The geometry of Minkowski spaces -- a survey. Part I

We survey elementary results in Minkowski spaces (i.e. finite dimensional Banach spaces) that deserve to be collected together, and give simple proofs for some of them. We place special emphasis on planar results. Many of these results have often been rediscovered as lemmas to other results. In Part I we cover the following topics: The triangle inequality and consequences such as the monotonicity lemma, geometric characterizations of strict convexity, normality (Birkhoff orthogonality), conjugate diameters and Radon curves, equilateral triangles and the affine regular hexagon construction, equilateral sets, circles: intersection, circumscribed, characterizations, circumference and area, inscribed equilateral polygons.

💡 Research Summary

The paper presents a comprehensive survey of elementary geometric results in finite‑dimensional Banach spaces, commonly called Minkowski spaces, with a special focus on the planar case. Its purpose is to gather scattered lemmas and simple observations that have repeatedly resurfaced in the literature, to provide unified statements, and to supply concise proofs that highlight the underlying geometric intuition.

The exposition begins with the triangle inequality, the cornerstone of any normed space. From this basic estimate the author derives the monotonicity lemma, which asserts that the distance between two points varies monotonically along the line segment joining them. This lemma becomes a versatile tool for later arguments concerning convexity and orthogonality.

Next, the paper investigates strict convexity. Several equivalent characterizations are given: (i) every boundary point is a non‑extreme point of the unit ball, (ii) the unit sphere contains no non‑trivial line segments, and (iii) the norm is Fréchet differentiable away from the origin. These conditions are linked to Birkhoff orthogonality (also called normality). In a Minkowski plane a vector (x) is Birkhoff‑orthogonal to (y) if (|x| \le |x+\lambda y|) for all real (\lambda). The author shows that this asymmetric notion coincides with the usual inner‑product orthogonality only in the Euclidean case, and that in two dimensions every direction admits a unique Birkhoff‑orthogonal direction.

The discussion then moves to conjugate diameters and Radon curves. A pair of diameters of the unit ball is called conjugate if each is Birkhoff‑orthogonal to the other. The paper proves that every Minkowski plane possesses at least one such pair, and that the boundary curve determined by the unit ball can be chosen to be a Radon curve— a centrally symmetric, strictly convex curve for which all conjugate diameters are mutually orthogonal. This provides a geometric analogue of orthogonal bases in Euclidean geometry.

The author proceeds to the construction of equilateral triangles and the affine regular hexagon. Starting from any two points, one can locate a third point at the same norm‑distance from each, thereby forming an equilateral triangle. Repeating this process yields a regular hexagon that is affine‑equivalent to the Euclidean regular hexagon, regardless of the underlying norm. This construction illustrates how affine transformations preserve the combinatorial structure of equilateral configurations even when metric properties change.

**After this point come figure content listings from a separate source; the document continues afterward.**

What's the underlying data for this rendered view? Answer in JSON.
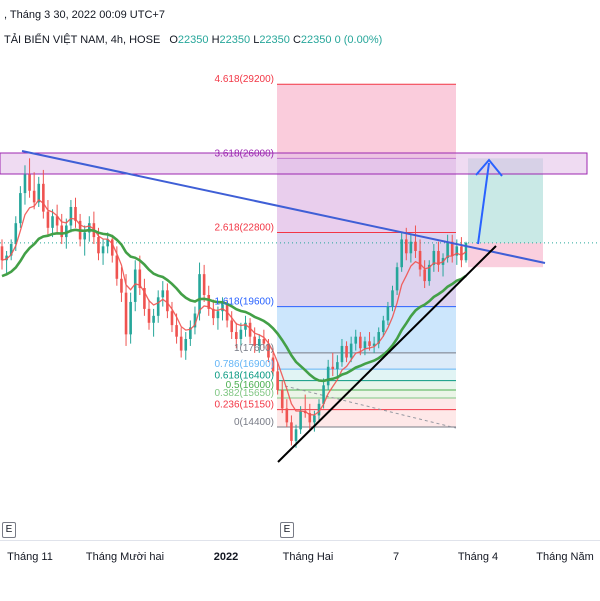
{
  "header": {
    "timestamp": ", Tháng 3 30, 2022 00:09 UTC+7",
    "symbol": "TẢI BIỂN VIỆT NAM, 4h, HOSE",
    "o_label": "O",
    "o_value": "22350",
    "h_label": "H",
    "h_value": "22350",
    "l_label": "L",
    "l_value": "22350",
    "c_label": "C",
    "c_value": "22350",
    "change": "0 (0.00%)"
  },
  "chart_data": {
    "type": "candlestick",
    "title": "",
    "xlabel": "",
    "ylabel": "",
    "ylim": [
      12300,
      30800
    ],
    "x_ticks": [
      "Tháng 11",
      "Tháng Mười hai",
      "2022",
      "Tháng Hai",
      "7",
      "Tháng 4",
      "Tháng Năm"
    ],
    "bold_tick": "2022",
    "event_markers": [
      "E",
      "E"
    ],
    "fib_levels": [
      {
        "ratio": "4.618",
        "price": 29200,
        "label": "4.618(29200)",
        "color": "#f23645",
        "fill": "#f8bbd0"
      },
      {
        "ratio": "3.618",
        "price": 26000,
        "label": "3.618(26000)",
        "color": "#9c27b0",
        "fill": "#e1bee7"
      },
      {
        "ratio": "2.618",
        "price": 22800,
        "label": "2.618(22800)",
        "color": "#f23645",
        "fill": "#d1c4e9"
      },
      {
        "ratio": "1.618",
        "price": 19600,
        "label": "1.618(19600)",
        "color": "#2962ff",
        "fill": "#bbdefb"
      },
      {
        "ratio": "1",
        "price": 17600,
        "label": "1(17600)",
        "color": "#787b86",
        "fill": "#d0e4f7"
      },
      {
        "ratio": "0.786",
        "price": 16900,
        "label": "0.786(16900)",
        "color": "#64b5f6",
        "fill": "#d7f0f0"
      },
      {
        "ratio": "0.618",
        "price": 16400,
        "label": "0.618(16400)",
        "color": "#089981",
        "fill": "#dff2e4"
      },
      {
        "ratio": "0.5",
        "price": 16000,
        "label": "0.5(16000)",
        "color": "#4caf50",
        "fill": "#e4f2df"
      },
      {
        "ratio": "0.382",
        "price": 15650,
        "label": "0.382(15650)",
        "color": "#81c784",
        "fill": "#fde0e0"
      },
      {
        "ratio": "0.236",
        "price": 15150,
        "label": "0.236(15150)",
        "color": "#f23645",
        "fill": "#fde0e0"
      },
      {
        "ratio": "0",
        "price": 14400,
        "label": "0(14400)",
        "color": "#787b86",
        "fill": ""
      }
    ],
    "last_price": 22350,
    "target_price": 26000,
    "stop_price": 21300,
    "candles": [
      [
        22200,
        22500,
        21200,
        21600
      ],
      [
        21600,
        22000,
        21000,
        21800
      ],
      [
        21800,
        22500,
        21600,
        22300
      ],
      [
        22300,
        23500,
        22000,
        23200
      ],
      [
        23200,
        24800,
        23000,
        24500
      ],
      [
        24500,
        25700,
        24000,
        25300
      ],
      [
        25300,
        26000,
        24300,
        24600
      ],
      [
        24600,
        25400,
        23800,
        24100
      ],
      [
        24100,
        25200,
        23900,
        24900
      ],
      [
        24900,
        25500,
        23400,
        23700
      ],
      [
        23700,
        24200,
        22700,
        23000
      ],
      [
        23000,
        23800,
        22600,
        23500
      ],
      [
        23500,
        24000,
        22800,
        23100
      ],
      [
        23100,
        23600,
        22300,
        22600
      ],
      [
        22600,
        23400,
        22100,
        23100
      ],
      [
        23100,
        24200,
        22800,
        23900
      ],
      [
        23900,
        24300,
        23000,
        23300
      ],
      [
        23300,
        23600,
        22200,
        22500
      ],
      [
        22500,
        23100,
        21800,
        22800
      ],
      [
        22800,
        23500,
        22400,
        23200
      ],
      [
        23200,
        23700,
        22300,
        22600
      ],
      [
        22600,
        23000,
        21600,
        21900
      ],
      [
        21900,
        22500,
        21400,
        22200
      ],
      [
        22200,
        22800,
        21900,
        22500
      ],
      [
        22500,
        22700,
        21500,
        21800
      ],
      [
        21800,
        22200,
        20500,
        20800
      ],
      [
        20800,
        21300,
        19800,
        20200
      ],
      [
        20200,
        21000,
        17900,
        18400
      ],
      [
        18400,
        20200,
        18000,
        19800
      ],
      [
        19800,
        21600,
        19400,
        21200
      ],
      [
        21200,
        21800,
        20100,
        20400
      ],
      [
        20400,
        20800,
        19200,
        19500
      ],
      [
        19500,
        19900,
        18600,
        18900
      ],
      [
        18900,
        19500,
        18300,
        19200
      ],
      [
        19200,
        20300,
        18900,
        20000
      ],
      [
        20000,
        20700,
        19600,
        20300
      ],
      [
        20300,
        20600,
        19100,
        19400
      ],
      [
        19400,
        19800,
        18500,
        18800
      ],
      [
        18800,
        19300,
        18000,
        18300
      ],
      [
        18300,
        18700,
        17400,
        17700
      ],
      [
        17700,
        18500,
        17300,
        18200
      ],
      [
        18200,
        19000,
        17900,
        18700
      ],
      [
        18700,
        19600,
        18400,
        19300
      ],
      [
        19300,
        21500,
        19000,
        21000
      ],
      [
        21000,
        21400,
        19800,
        20100
      ],
      [
        20100,
        20500,
        19200,
        19500
      ],
      [
        19500,
        19900,
        18800,
        19100
      ],
      [
        19100,
        19600,
        18600,
        19400
      ],
      [
        19400,
        20000,
        19000,
        19700
      ],
      [
        19700,
        19900,
        18700,
        19000
      ],
      [
        19000,
        19400,
        18200,
        18500
      ],
      [
        18500,
        18900,
        17800,
        18200
      ],
      [
        18200,
        18900,
        17900,
        18600
      ],
      [
        18600,
        19200,
        18300,
        18900
      ],
      [
        18900,
        19100,
        18000,
        18300
      ],
      [
        18300,
        18700,
        17600,
        17900
      ],
      [
        17900,
        18400,
        17600,
        18200
      ],
      [
        18200,
        18600,
        17800,
        18000
      ],
      [
        18000,
        18200,
        17200,
        17400
      ],
      [
        17400,
        17800,
        16600,
        16800
      ],
      [
        16800,
        17200,
        15800,
        16000
      ],
      [
        16000,
        16400,
        15000,
        15200
      ],
      [
        15200,
        15600,
        14400,
        14600
      ],
      [
        14600,
        14900,
        13600,
        13800
      ],
      [
        13800,
        14500,
        13500,
        14300
      ],
      [
        14300,
        15300,
        14100,
        15100
      ],
      [
        15100,
        15800,
        14800,
        15000
      ],
      [
        15000,
        15400,
        14300,
        14600
      ],
      [
        14600,
        15100,
        14200,
        14900
      ],
      [
        14900,
        15600,
        14700,
        15400
      ],
      [
        15400,
        16500,
        15200,
        16200
      ],
      [
        16200,
        17300,
        16000,
        17000
      ],
      [
        17000,
        17600,
        16600,
        16900
      ],
      [
        16900,
        17500,
        16500,
        17200
      ],
      [
        17200,
        18200,
        17000,
        17900
      ],
      [
        17900,
        18100,
        17200,
        17400
      ],
      [
        17400,
        18300,
        17200,
        18000
      ],
      [
        18000,
        18600,
        17700,
        18300
      ],
      [
        18300,
        18500,
        17500,
        17800
      ],
      [
        17800,
        18300,
        17500,
        18100
      ],
      [
        18100,
        18500,
        17700,
        17900
      ],
      [
        17900,
        18300,
        17600,
        18000
      ],
      [
        18000,
        18700,
        17800,
        18500
      ],
      [
        18500,
        19200,
        18300,
        19000
      ],
      [
        19000,
        19800,
        18800,
        19600
      ],
      [
        19600,
        20500,
        19400,
        20300
      ],
      [
        20300,
        21500,
        20100,
        21300
      ],
      [
        21300,
        22800,
        21100,
        22500
      ],
      [
        22500,
        23000,
        21600,
        21900
      ],
      [
        21900,
        22700,
        21500,
        22400
      ],
      [
        22400,
        23100,
        21700,
        22000
      ],
      [
        22000,
        22500,
        20900,
        21200
      ],
      [
        21200,
        21600,
        20400,
        20700
      ],
      [
        20700,
        21600,
        20500,
        21400
      ],
      [
        21400,
        22300,
        21100,
        22000
      ],
      [
        22000,
        22400,
        21100,
        21400
      ],
      [
        21400,
        21900,
        20900,
        21700
      ],
      [
        21700,
        22700,
        21500,
        22400
      ],
      [
        22400,
        22700,
        21500,
        21800
      ],
      [
        21800,
        22500,
        21400,
        22200
      ],
      [
        22200,
        22600,
        21300,
        21600
      ],
      [
        21600,
        22400,
        21500,
        22350
      ]
    ]
  }
}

Equilateral sets are examined next. In an (n)-dimensional Minkowski space the maximal cardinality of a set of pairwise equidistant points is (n+1). The paper supplies a short proof based on the linear independence of the vectors joining a fixed point to the others, and discusses the sharpness of this bound by exhibiting explicit examples in low dimensions.

The bulk of the survey is devoted to circles. The author treats three classical problems: (1) the maximal number of intersection points of two Minkowski circles (which is at most two, as in the Euclidean case), (2) conditions for the existence and uniqueness of a circumscribed circle around a given triangle, and (3) various characterizations of circles via constant width, support functions, and symmetry. The paper also derives a Minkowski analogue of the classical relationship between circumference and area, showing that the ratio depends on the shape of the unit ball and reduces to (\pi) only in the Euclidean norm.

Finally, the paper investigates inscribed equilateral polygons. It proves that an equilateral (k)-gon can be inscribed in a Minkowski circle if and only if the unit ball admits a rotational symmetry of order (k). Consequently, regular hexagons always exist (as shown earlier), while regular pentagons may fail to be inscribable unless the norm possesses the appropriate symmetry.

Throughout the survey, the author emphasizes that many of these results have been rediscovered as auxiliary lemmas in unrelated research areas, such as functional analysis, convex geometry, and optimization. By presenting them together with streamlined proofs, the paper not only clarifies the logical dependencies among the various concepts but also provides a ready reference for researchers who need reliable geometric tools in Minkowski spaces. The systematic treatment of planar phenomena, together with occasional remarks on higher‑dimensional extensions, makes the article a valuable bridge between elementary convex geometry and more advanced Banach‑space theory.